60e Festival de Cannes : Ombres et lumières
Cinéma

60e Festival de Cannes : Ombres et lumières

Le 60e Festival de Cannes s’est terminé dimanche dernier avec la montée des marches de l’équipe de L’Âge des ténèbres. Retour sur le palmarès.

Les médias du monde entier ont beau abreuver le public de clichés de stars, le Festival de Cannes est plus qu’un rendez-vous glamour à l’américaine, c’est d’abord et avant tout une célébration du septième art qui fait la part belle aux oeuvres des quatre coins du monde.

Si les membres du jury se montraient réticents à juger les films, ces derniers, Stephen Frears en tête, ont fait preuve d’une belle générosité et ont permis à des artistes quasi inconnus de sortir de l’ombre. Pour la première fois de son histoire, la Palme d’or a échu à un film roumain, le puissant 4 mois, 3 semaines et 2 jours de Cristian Mungiu, qui traite, dans un style près de celui des frères Dardenne, de l’avortement avant la chute de Ceausescu.

Pressenti par plusieurs pour la Palme d’or, Julian Schnabel a dû se contenter du Prix de la mise en scène pour Le Scaphandre et le Papillon où l’excellent Mathieu Amalric incarne le journaliste Jean-Dominique Bauby, qui fut atteint du locked-in syndrome à la suite d’un AVC. Bien que lourd par moments, le film, qui adopte en majeure partie le point de vue de Bauby, traduit parfaitement les états d’âme d’un homme prisonnier de son corps.

Pour sa part, Fatih Akin a remporté le Prix du scénario pour De l’autre côté, récit émouvant sur la filiation et le sentiment d’appartenance, dont la structure rappelle Inarritu, en moins complexe mais plus plausible, où deux familles, l’une allemande, l’autre turque, verront leurs destins fatalement liés.

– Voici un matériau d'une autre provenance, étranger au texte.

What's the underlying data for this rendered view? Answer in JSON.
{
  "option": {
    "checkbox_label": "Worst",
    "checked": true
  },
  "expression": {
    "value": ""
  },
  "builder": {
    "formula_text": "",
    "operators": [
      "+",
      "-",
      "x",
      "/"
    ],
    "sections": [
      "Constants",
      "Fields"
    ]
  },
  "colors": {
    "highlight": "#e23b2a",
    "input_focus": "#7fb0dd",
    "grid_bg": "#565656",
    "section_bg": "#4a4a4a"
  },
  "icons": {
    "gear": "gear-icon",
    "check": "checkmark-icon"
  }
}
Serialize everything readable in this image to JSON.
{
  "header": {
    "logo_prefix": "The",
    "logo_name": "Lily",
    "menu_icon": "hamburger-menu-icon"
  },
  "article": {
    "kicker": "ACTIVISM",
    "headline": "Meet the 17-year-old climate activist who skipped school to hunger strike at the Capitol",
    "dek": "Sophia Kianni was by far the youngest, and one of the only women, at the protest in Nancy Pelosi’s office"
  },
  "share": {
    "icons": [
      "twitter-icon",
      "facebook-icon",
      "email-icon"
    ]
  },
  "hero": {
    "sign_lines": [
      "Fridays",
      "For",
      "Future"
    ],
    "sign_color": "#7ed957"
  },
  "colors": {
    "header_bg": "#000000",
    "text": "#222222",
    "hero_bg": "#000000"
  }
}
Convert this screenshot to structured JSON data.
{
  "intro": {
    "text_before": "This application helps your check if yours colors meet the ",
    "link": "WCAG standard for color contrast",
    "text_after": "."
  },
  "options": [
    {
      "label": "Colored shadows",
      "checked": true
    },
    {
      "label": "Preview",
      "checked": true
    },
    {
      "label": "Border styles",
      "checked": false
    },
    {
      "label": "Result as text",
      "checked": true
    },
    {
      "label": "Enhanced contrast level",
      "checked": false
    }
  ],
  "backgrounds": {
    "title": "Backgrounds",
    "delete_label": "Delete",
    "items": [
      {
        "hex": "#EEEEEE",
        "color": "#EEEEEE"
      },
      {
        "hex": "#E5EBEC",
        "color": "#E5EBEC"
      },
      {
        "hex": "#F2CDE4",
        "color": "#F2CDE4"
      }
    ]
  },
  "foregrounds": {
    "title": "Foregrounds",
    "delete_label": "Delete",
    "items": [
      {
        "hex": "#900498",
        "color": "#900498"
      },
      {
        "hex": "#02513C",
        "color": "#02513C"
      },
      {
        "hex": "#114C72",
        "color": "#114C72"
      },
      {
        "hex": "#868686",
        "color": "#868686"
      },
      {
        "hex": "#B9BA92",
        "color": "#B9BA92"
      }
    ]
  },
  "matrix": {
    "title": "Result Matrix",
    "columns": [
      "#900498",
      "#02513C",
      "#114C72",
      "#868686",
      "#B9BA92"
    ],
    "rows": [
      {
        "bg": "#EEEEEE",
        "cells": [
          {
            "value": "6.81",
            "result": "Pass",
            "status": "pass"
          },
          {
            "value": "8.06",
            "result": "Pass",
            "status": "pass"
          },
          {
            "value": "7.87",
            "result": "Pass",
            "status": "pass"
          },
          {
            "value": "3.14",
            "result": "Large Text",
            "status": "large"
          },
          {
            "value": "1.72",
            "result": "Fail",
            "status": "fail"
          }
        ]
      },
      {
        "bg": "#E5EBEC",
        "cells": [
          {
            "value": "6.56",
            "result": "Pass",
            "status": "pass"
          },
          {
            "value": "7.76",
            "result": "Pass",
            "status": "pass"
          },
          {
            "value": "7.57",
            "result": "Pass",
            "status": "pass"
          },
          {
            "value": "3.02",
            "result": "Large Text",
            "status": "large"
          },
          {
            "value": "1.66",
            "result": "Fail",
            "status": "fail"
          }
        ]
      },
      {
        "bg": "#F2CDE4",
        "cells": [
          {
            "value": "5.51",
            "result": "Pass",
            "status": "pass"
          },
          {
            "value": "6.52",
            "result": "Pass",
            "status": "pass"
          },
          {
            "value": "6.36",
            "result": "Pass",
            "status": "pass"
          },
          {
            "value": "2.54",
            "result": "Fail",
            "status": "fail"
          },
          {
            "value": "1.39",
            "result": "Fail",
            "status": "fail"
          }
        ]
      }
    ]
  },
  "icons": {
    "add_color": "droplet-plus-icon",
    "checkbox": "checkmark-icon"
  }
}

Le jury a aussi jeté son dévolu sur le récit d’un vieil homme et d’une femme devant apprivoiser la perte d’un être cher, La Forêt de Mogari de Naomi Kawase, lauréate de la Caméra d’or en 1997 pour Susaku, en lui décernant le Grand Prix.

Le Prix du jury a été remis ex æquo au film d’animation Persepolis de Marjane Satrapi et Vincent Paronnaud, lequel raconte avec un irrésistible mélange de gravité et de légèreté les tribulations d’une jeune Iranienne rebelle, et à Lumière silencieuse de Carlos Reygadas, drame d’une grande beauté plastique abordant l’adultère chez les mennonites du Nord du Mexique.

Grâce à son souffle lyrique et à sa structure subtilement éclatée, Paranoid Park de Gus Van Sant a reçu le Prix du 60e anniversaire, tandis que l’acteur Konstantin Lavronenko (Le Bannissement d’Andreï Zviaguintsev) et l’actrice Jeon Do-yeon (Secret Sunshine de Lee Chang-dong) ont ému le jury.

Enfin, accueilli par un froid silence de la part des critiques, L’Âge des ténèbres de Denys Arcand, peinture pessimiste mâtinée d’une forte dose d’humour noir de notre société, portée par un Marc Labrèche au sommet de son art mais dont le propos est malheureusement noyé dans une suite de saynètes oniriques d’un intérêt inégal, a séduit le public cannois lors de la soirée de clôture. Au bout du compte, Arcand ne nous aura pas fait honte…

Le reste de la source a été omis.